私の「怒り」とは?

※「在特会」のレポートや動画は、暴力的で差別的な行為・発言が含まれていて、やはり気分が悪くなりますので、お取り扱いには注意してください。そして、現段階で、「在特会」サイドのメディアを利用しなければならないことも、また悔しいのですが、お断りしておきます。 


2009年12月4日(金)13:00に、京都朝鮮第一初級学校に「在特会在日特権を許さない市民の会)」が押し寄せ、1時間の「抗議活動」をしていった。
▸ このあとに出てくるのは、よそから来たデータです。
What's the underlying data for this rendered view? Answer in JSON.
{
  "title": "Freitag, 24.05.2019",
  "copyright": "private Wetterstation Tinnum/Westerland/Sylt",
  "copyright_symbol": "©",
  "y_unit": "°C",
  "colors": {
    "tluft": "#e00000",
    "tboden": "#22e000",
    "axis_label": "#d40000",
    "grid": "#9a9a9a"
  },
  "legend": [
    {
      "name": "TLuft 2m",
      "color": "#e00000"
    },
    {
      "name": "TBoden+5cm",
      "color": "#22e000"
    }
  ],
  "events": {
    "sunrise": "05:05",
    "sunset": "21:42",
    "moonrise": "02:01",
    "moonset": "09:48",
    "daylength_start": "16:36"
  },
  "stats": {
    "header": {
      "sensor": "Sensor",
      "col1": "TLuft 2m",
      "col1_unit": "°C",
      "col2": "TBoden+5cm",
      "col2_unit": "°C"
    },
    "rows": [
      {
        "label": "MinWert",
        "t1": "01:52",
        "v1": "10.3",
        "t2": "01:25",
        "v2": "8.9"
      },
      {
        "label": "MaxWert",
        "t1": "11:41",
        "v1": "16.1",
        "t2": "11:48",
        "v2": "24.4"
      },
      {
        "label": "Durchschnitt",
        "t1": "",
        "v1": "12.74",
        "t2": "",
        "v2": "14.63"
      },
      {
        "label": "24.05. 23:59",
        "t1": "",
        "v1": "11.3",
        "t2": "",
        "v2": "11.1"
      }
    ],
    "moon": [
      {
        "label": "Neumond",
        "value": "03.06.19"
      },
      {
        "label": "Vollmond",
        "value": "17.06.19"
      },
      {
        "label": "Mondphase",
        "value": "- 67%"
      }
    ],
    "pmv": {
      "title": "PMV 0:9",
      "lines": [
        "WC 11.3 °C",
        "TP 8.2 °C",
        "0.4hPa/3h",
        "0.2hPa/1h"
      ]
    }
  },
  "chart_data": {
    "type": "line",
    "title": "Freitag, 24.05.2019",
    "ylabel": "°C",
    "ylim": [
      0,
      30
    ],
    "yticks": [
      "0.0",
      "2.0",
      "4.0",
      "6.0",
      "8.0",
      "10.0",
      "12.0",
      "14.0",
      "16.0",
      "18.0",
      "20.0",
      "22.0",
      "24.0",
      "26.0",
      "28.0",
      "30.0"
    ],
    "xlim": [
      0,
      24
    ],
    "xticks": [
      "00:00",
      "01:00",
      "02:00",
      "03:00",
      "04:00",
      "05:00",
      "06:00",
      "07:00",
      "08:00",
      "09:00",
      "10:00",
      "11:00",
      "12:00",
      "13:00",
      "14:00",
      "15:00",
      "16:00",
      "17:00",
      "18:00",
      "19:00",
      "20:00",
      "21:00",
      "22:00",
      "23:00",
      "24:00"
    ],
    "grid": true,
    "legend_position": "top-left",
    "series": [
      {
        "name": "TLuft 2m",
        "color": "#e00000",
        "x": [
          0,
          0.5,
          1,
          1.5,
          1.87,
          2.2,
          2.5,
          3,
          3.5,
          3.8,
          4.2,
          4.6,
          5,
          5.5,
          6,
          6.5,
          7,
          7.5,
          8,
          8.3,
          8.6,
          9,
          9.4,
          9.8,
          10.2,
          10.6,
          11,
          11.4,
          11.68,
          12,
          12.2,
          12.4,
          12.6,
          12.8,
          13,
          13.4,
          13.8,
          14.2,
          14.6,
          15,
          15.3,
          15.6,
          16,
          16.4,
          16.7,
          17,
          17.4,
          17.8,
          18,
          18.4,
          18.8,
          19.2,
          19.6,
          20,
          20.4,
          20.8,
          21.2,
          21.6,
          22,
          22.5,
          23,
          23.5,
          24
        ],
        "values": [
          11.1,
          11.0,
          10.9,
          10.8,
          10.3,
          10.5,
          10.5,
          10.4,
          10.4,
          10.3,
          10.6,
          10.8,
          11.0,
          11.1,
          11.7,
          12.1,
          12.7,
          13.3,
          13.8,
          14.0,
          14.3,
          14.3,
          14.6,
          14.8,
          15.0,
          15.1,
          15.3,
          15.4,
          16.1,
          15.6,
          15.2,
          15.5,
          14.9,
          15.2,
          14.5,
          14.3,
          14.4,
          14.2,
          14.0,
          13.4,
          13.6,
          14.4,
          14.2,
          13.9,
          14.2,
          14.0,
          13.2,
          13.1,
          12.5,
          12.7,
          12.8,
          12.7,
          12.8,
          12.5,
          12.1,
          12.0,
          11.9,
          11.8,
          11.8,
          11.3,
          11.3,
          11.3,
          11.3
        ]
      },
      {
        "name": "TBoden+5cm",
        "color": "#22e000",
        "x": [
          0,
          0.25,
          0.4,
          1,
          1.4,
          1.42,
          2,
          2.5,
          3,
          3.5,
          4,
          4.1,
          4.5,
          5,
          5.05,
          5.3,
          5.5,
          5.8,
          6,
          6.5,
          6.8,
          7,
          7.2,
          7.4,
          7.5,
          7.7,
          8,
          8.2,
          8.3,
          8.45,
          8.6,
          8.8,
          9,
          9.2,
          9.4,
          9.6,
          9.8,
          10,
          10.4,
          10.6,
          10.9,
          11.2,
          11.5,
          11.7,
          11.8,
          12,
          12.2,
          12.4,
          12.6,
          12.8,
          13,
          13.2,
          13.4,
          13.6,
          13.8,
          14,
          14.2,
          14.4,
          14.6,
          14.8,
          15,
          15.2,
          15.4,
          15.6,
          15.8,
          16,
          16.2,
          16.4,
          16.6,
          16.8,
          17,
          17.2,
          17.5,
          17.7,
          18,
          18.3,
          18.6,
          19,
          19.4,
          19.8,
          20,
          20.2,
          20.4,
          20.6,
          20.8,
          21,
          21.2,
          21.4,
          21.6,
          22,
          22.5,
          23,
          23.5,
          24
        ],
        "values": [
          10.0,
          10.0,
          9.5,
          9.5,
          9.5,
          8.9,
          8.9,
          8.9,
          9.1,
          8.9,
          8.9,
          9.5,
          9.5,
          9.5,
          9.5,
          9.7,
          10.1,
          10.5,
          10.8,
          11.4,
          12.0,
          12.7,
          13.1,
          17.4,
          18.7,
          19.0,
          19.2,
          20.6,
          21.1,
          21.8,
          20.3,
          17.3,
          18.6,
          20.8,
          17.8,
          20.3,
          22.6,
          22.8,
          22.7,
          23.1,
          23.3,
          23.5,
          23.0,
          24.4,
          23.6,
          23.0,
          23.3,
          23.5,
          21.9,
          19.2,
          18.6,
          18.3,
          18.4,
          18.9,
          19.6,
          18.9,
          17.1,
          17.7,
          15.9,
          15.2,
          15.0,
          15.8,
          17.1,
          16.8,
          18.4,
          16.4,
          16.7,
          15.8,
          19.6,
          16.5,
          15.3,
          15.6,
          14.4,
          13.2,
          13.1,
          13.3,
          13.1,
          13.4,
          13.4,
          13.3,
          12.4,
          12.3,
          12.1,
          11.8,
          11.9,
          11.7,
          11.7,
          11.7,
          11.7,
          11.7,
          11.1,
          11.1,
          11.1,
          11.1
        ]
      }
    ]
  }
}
 これに先立って、彼らは、京都朝鮮第一初級学校の隣の公園を、学校が「不法占拠」しているとして、視察にいった模様とどこかの役所に問い合わせにいった模様を公開している。以下、その動画。
京都朝鮮学校が児童公園を不法占拠【主権関西/在特会関西】


 その後、朝鮮総聯京都本部前での抗議活動において、「12月初旬」に朝鮮学校に抗議しにいくことが「忠告」された。以下、その動画。
(5/16)H21.11.21【関西支部】こちら京都朝鮮総連本部前!

 動画の限りでは、彼らはいつ来るのか、何を起こすか分からない、学校側も不安を抱えたまま日常を過ごすしかなかった。
 結局、私も何もできないもどかしさを抱えながら、とうとうその日がやってきてしまった。


 ○学校側が撮影した動画

 ○「在特会」のレポート

 ○youtubeで検索すると、一部始終が更新されていた。
(日記初稿の際は、全てのURLをアップしていたのですが、あまりにも学校関係者の肖像権が侵害されているものなので、youtubeにおける「在特会・関西支部」のページに飛ぶようにしました。)
12月4日京都児童公園を無断で校庭として使う朝鮮学校から奪還 1〜6


(この日の状況説明が不足していましたので、補足します。)
 京都朝鮮第一初級学校は、そもそもグランドがありません。それでも、子どもたちの保健体育を保障することは絶対に必要であり、だからこそ勧進橋公園において、学校の僅かな資材を持ち寄り確保してきたのです。京都市もそれを非公式にでも認めてきたはずです。因みに、京都市の高速道路の建設工事によって、それさえも奪われようとしています。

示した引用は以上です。